Suppose $f(x) = \begin{cases} 0 \ \ \text{if} \ x \in \mathbb{R}- \mathbb{Q} \newline \frac{1}{q} \ \ \text{if} \ x \in \mathbb{Q} \ \text{and} \ x = \frac{p}{q} \ \text{in lowest terms} \end{cases}$
(i) Is $f$ continuous on the irrationals?
(ii) Is $f$ continuous on the rationals?
For (i) you could use the sequence definition of continuity? Maybe try $a_n = \frac{\sqrt{2}}{n}$ and show that $a_n \to 0$ but $f(a_n) \not \to 0$? So its discontinuous on the irrationals?
For (ii) I don't see why there are $1+2+ \cdots + (q-1)$ rational numbers? I know that we need to use this fact to choose an appropriate $\delta$ (e.g $0< |x-a| < \delta \Rightarrow |f(x)-L| < \epsilon$).
Best Answer
It's an well known function, continuous at all irrationals and discontinuous at all rationals. I will give sketch of the proof below.
First let's see why it's continuous at irrationals. To be continuous at an irrational point $x_0$, we need to show that $\forall\delta>0\exists\epsilon>0:|x-x_0|<\epsilon\Rightarrow |f(x)-f(x_0)|<\delta$.
Notice that within any range of length 1, in particular within $[x_0-1/2,x_0+1/2)$, $f(x)$ takes the value 1/2 exactly once, 1/3 twice, 1/4 thrice, and so on, taking 1/k exactly k+1 times. So if we remove these points upto say $\lceil1/\delta\rceil$, we will be removing only finitely many points, and we will be left with points on which $f(x)<1/\lceil1/\delta\rceil\le\delta$. Notice that $x_0$ being irrational was not one of the points that was removed. So find the closest point $a$ to $x_0$ that was removed, and call the distance $|x_0-a|$ as $\epsilon$.

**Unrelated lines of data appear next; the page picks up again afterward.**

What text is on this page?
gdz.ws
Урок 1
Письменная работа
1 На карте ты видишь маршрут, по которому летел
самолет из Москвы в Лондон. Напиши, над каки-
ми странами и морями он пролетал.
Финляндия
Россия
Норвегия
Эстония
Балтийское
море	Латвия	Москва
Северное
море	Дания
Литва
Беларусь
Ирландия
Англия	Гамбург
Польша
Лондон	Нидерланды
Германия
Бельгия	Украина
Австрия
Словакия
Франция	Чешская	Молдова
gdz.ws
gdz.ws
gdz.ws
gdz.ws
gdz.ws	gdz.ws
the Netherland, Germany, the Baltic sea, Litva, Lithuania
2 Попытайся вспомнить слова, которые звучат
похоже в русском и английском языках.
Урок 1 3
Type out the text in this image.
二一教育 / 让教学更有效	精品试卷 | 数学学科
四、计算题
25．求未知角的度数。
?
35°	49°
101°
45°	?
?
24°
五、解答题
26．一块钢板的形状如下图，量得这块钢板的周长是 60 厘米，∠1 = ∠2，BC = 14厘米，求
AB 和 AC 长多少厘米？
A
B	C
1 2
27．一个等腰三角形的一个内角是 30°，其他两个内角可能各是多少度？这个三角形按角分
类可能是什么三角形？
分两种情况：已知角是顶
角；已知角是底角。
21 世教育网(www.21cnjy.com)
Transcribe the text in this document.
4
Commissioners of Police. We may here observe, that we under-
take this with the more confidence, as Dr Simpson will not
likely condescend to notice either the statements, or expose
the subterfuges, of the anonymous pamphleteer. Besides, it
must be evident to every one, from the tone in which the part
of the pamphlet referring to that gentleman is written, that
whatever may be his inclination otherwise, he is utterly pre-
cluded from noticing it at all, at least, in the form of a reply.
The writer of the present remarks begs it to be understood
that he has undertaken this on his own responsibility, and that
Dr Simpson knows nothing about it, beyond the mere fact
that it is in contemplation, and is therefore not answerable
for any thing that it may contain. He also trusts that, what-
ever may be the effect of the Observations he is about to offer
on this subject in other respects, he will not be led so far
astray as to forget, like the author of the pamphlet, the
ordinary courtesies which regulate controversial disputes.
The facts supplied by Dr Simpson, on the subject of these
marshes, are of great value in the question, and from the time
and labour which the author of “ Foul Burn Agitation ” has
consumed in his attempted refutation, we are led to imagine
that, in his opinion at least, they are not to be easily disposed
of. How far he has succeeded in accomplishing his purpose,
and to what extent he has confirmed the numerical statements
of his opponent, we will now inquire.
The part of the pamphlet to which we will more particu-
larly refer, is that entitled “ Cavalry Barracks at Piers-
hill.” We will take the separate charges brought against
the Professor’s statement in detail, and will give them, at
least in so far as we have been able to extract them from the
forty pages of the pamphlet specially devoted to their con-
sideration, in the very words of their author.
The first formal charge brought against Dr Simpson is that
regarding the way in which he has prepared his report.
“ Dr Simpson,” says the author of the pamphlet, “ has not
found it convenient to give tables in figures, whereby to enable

In the same way, one can argue that the function is discontinuous for rationals. If $x_1$ is a rational point, notice that if we remove all the points of the form $p/q$ upto $0\lt q\le N$, any interval around $x_1$ will contain all points with $f(x)\lt 1/N$. So we can form intervals around $x_1$ with arbitrarily small $f$. Hence $f$ is discontinuous at $x_1$ since $f(x_1)>0$.